Un mai che si scontra con le parole degli altri e delle altre, quelle che invece il lavoro da casa lo hanno apprezzato, amato e non vorrebbero più tornare indietro e dicono “Smart working tutta la vita”. Sono tante e tanti, e il sindacato oggi li deve ascoltare. Perché se è vero che un leader deve tracciare la strada, è anche vero che quella strada non può essere un percorso a ritroso.

L’emergenza Covid ha impresso al mondo del lavoro e ai sistemi di comunicazione e relazione una svolta che ci ha cambiato. Ha cambiato tempi, organizzazione, modalità in meno di tre mesi. Ieri in prima pagina sul Sole 24 c’era la notizia che il valore di Zoom, la piattaforma per le riunioni virtuali, ha superato in borsa quello di General Motors.

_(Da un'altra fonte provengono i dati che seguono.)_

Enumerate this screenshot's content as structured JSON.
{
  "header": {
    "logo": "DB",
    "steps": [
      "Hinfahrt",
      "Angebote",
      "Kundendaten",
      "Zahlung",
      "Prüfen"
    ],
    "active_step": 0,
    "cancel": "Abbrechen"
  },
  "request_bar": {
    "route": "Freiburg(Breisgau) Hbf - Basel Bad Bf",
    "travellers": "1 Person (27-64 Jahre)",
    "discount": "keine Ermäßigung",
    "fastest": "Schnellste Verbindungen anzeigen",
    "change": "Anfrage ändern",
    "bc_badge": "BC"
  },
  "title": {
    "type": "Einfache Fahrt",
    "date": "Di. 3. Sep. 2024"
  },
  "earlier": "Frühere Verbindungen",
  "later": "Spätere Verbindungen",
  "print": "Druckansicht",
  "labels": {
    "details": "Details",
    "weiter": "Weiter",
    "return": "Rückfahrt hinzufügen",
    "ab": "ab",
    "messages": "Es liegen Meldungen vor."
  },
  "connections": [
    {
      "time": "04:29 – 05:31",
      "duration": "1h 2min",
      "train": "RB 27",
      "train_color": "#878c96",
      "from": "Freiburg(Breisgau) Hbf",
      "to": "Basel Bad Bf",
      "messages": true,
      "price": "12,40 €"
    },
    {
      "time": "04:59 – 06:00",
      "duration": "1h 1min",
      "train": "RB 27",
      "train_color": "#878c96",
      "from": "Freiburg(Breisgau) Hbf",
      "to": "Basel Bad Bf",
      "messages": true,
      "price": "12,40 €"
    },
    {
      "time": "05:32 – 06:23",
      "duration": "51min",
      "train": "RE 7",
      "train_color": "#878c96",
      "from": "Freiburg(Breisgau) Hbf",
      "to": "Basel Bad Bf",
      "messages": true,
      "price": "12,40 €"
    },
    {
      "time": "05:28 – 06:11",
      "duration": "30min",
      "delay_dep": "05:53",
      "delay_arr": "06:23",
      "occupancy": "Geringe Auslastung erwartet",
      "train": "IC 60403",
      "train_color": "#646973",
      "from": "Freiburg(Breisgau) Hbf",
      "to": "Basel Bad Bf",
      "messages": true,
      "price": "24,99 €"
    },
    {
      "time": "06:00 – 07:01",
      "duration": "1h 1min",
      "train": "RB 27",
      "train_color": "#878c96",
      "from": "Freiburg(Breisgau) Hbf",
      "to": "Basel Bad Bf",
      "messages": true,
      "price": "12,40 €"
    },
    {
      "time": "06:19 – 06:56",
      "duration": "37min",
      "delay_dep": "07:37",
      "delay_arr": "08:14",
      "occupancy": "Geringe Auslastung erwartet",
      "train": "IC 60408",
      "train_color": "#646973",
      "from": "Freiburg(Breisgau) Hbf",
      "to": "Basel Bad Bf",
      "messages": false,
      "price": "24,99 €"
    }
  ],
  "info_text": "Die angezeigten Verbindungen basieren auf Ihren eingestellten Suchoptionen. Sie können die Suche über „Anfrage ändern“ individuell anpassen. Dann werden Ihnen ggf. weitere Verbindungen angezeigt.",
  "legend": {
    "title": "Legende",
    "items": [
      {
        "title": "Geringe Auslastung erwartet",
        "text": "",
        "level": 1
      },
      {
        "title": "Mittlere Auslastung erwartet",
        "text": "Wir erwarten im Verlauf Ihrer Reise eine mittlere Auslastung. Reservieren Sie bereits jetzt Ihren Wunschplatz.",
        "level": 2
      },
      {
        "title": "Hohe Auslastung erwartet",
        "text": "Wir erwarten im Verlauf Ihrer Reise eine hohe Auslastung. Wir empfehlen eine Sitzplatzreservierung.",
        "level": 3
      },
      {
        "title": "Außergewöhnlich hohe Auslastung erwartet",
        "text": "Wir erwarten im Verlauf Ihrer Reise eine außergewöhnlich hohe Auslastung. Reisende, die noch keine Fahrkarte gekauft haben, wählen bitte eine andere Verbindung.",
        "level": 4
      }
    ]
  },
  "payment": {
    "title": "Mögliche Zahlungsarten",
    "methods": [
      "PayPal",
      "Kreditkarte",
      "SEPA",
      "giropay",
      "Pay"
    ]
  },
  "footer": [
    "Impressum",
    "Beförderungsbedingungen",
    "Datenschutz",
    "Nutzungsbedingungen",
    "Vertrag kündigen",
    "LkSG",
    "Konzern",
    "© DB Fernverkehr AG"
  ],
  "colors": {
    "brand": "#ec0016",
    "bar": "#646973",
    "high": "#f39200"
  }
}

Le aziende italiane, in gran parte freddine nel pre Covid al Lavoro Agile e soprattutto nei confronti delle donne perché diffidenti circa la loro capacità di lavorare da casa, oggi si sono rese conto che da casa si lavora in media meglio e di più, e che per loro i costi scendono.

Da oggi in poi, ogni volta che la proposta del datore di lavoro si incontrerà col desiderio di lavorare da casa del dipendente, il sindacato avrà il compito di tutelare quel lavoratore, spiegargli rischi e vantaggi, mettergli a disposizione gli strumenti che la legge, prevedendo per lo smart working il semplice accordo tra lui e l’azienda, non gli ha voluto dare. La vera sfida per il sindacato al tempo dello Smart working non è un sì o un no ma un come.

Esmeralda Rizzi

Un pensiero riguardo “Smart working sì o smart working no? Non è così semplice, per fortuna – Esmeralda Rizzi

  1. D’accordissimo! il come e’ fondamentale…e dare liberta’ di scelta e valutare anche le condizioni di sicurezza che ogni lavoratore ha a casa propria..Pero’ per carita’ non chiamatelo “smart working”…una bella parola in italiano no? Tipo “lavoro da casa”? Nel Regno Unito lo chiamano “working from home” ed e’ una modalita’ presente da tempo in molte organizzazioni, imprese e anche nel settore pubblico.